Era esse o tom da vida dos grandes nobres?

Morfeu sentiu ali um profundo relaxamento. Sua postura era marcial, talvez por isso o ministro tenha se interessado em conversar. Os filhos dos grandes nobres tinham postura impecável, mas não conseguiam esconder o que emanavam sem querer. Por exemplo, não longe dali, um rapaz da mesma idade de Morfeu, em companhia da mãe, saudava outros nobres – o olhar e a atitude eram abertamente agressivos, ao passo que Morfeu, sozinho e discreto, praticamente se fundia com a mobília do canto.

A ausência do Duque Acar fez com que o jovem solitário despertasse curiosidade e especulação. Festas desse calibre eram raras, talvez uma ou duas por ano, quando novos clãs podiam se unir ao círculo ou antigos se retirarem. Rostos desconhecidos eram comuns. Os convidados não sabiam que o Duque Windsor, sempre ausente, comparecera naquela noite, nem que o jovem de presença marcante era o último herdeiro daquela antiga linhagem.

O número de convidados crescia. Morfeu observava tudo com interesse. Não era permitido portar espadas no evento, mas ele não deixou de ocultar sua adaga. À margem do círculo, analisava friamente o comportamento dos presentes.

Entre a nova geração, havia sete ou oito jovens, cinco deles de idade semelhante à sua. Ficava claro: o palco daquela noite era para os promissores das famílias. Três rapazes e duas moças, mas nenhum deles representava ameaça real aos olhos de Morfeu.

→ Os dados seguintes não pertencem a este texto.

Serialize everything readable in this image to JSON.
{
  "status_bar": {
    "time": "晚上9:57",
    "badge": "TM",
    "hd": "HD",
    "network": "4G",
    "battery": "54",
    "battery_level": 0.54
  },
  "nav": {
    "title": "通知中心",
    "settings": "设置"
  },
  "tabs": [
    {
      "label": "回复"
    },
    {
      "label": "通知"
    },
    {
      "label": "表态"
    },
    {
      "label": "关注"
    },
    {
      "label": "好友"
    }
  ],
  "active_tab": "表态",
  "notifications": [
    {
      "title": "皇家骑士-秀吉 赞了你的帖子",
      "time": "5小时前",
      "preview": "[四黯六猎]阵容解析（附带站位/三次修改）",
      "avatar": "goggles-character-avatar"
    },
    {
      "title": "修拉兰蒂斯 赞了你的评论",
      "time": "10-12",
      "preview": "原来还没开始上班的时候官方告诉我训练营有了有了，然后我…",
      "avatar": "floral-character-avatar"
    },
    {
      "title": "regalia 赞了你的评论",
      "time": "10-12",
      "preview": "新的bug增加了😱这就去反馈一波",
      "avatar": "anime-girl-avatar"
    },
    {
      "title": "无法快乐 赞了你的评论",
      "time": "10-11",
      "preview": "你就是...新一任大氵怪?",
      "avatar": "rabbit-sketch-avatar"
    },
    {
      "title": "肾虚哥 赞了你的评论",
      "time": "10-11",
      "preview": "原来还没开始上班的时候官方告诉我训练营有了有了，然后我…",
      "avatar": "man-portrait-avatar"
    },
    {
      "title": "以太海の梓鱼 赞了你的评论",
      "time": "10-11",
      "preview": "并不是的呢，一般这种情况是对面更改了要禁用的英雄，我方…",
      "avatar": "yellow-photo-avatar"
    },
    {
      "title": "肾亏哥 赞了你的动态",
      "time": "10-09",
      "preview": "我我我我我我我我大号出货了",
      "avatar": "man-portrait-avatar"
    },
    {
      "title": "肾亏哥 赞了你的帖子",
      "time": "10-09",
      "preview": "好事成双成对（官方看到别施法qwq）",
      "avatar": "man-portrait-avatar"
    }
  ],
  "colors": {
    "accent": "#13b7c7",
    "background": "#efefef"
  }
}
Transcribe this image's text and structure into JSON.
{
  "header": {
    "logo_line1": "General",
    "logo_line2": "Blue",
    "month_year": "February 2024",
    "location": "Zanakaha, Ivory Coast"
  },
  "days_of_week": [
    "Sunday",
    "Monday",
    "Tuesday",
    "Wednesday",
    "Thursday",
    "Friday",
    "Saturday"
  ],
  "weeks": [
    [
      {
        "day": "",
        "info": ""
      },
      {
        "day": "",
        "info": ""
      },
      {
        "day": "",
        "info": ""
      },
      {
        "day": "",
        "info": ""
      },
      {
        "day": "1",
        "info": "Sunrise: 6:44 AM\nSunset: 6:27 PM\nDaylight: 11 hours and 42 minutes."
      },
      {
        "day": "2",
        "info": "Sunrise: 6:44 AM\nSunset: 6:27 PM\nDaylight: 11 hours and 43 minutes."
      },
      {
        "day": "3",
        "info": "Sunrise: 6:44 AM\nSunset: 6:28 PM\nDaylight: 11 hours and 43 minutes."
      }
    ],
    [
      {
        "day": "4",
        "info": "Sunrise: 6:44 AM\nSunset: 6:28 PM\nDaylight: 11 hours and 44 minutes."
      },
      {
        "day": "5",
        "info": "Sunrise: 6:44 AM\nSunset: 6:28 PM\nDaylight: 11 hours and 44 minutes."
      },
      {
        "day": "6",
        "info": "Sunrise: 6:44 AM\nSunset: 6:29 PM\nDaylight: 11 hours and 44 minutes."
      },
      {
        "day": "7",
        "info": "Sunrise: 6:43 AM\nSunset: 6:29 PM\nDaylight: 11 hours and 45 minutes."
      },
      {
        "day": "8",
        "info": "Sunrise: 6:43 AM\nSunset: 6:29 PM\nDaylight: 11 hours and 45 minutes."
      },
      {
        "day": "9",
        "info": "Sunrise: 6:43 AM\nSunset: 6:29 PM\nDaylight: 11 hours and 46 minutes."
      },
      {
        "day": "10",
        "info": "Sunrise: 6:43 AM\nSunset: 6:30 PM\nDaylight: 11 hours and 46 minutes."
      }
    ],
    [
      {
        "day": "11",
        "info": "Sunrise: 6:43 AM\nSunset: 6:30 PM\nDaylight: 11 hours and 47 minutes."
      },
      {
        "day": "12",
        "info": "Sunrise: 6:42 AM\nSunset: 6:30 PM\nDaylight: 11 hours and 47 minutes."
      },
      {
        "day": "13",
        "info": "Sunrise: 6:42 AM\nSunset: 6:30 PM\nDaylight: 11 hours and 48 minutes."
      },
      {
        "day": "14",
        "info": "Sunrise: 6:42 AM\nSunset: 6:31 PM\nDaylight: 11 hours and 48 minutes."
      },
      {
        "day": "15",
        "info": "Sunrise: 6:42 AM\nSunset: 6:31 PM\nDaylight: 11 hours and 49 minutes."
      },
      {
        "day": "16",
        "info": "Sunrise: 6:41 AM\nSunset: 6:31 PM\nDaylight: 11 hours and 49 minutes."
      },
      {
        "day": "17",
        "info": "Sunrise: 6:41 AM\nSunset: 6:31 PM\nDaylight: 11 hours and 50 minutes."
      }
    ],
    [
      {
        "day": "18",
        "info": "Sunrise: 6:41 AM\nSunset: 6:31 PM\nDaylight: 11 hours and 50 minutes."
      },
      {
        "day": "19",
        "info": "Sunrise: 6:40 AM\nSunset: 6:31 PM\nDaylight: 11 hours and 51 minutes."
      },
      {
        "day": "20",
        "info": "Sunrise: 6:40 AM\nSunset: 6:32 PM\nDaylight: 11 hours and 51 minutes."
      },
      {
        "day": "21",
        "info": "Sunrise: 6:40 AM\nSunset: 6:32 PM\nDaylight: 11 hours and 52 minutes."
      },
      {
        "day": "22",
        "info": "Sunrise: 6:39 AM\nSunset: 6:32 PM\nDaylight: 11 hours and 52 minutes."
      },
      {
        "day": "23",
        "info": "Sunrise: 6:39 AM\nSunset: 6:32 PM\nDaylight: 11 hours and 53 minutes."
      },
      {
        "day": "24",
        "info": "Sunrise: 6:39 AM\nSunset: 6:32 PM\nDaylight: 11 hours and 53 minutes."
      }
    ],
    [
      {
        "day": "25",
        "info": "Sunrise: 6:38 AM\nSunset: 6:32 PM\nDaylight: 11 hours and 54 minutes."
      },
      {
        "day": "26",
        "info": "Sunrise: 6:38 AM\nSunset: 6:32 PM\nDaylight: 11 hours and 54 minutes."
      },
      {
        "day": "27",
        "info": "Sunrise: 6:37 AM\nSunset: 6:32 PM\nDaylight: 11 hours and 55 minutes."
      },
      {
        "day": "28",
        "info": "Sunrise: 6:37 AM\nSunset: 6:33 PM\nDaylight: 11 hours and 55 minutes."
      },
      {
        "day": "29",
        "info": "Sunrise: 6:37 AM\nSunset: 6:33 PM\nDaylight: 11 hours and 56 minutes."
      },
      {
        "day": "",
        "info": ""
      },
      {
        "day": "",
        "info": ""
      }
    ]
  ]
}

Arrogância e ostentação – características que os grandes nobres deveriam saber ocultar, mas que aqueles jovens ainda não conseguiam disfarçar. Por mais que tentassem, a frivolidade transparecia em seus gestos. Ao avistá-lo, um deles se aproximou com um sorriso elegante e perguntou:

“Um convidado novo? Sou Mora, Mora Castellani.”

O cumprimento foi cortês, bem dosado. Morfeu retribuiu com um sorriso, inclinando-se levemente por respeito, sem arrogância: “Morfeu.”

Não mencionou o sobrenome, pois entre os nobres era regra: o caçula da casa não dizia o sobrenome em conversas, apenas os mais velhos o apresentavam. Mora, um pouco mais alto que Morfeu, assentiu e se afastou sem tentar incluir Morfeu no grupo de jovens.

Morfeu não se desapontou. Lançou um olhar às duas moças bem arrumadas e manteve o coração tranquilo. Seguindo o padrão de beleza comum, ambas, filhas de condes, eram realmente belas. Uma delas tinha corpo especialmente desenvolvido, o vestido colado quase se rasgava ao menor movimento. No entanto, o olhar leviano e a expressão crítica despertaram em Morfeu certa repulsa.

Sem dúvida, bonita mas tola.

As palavras de Dom Quixote sobre as camponesas pareciam, ali, mais verdadeiras do que nunca.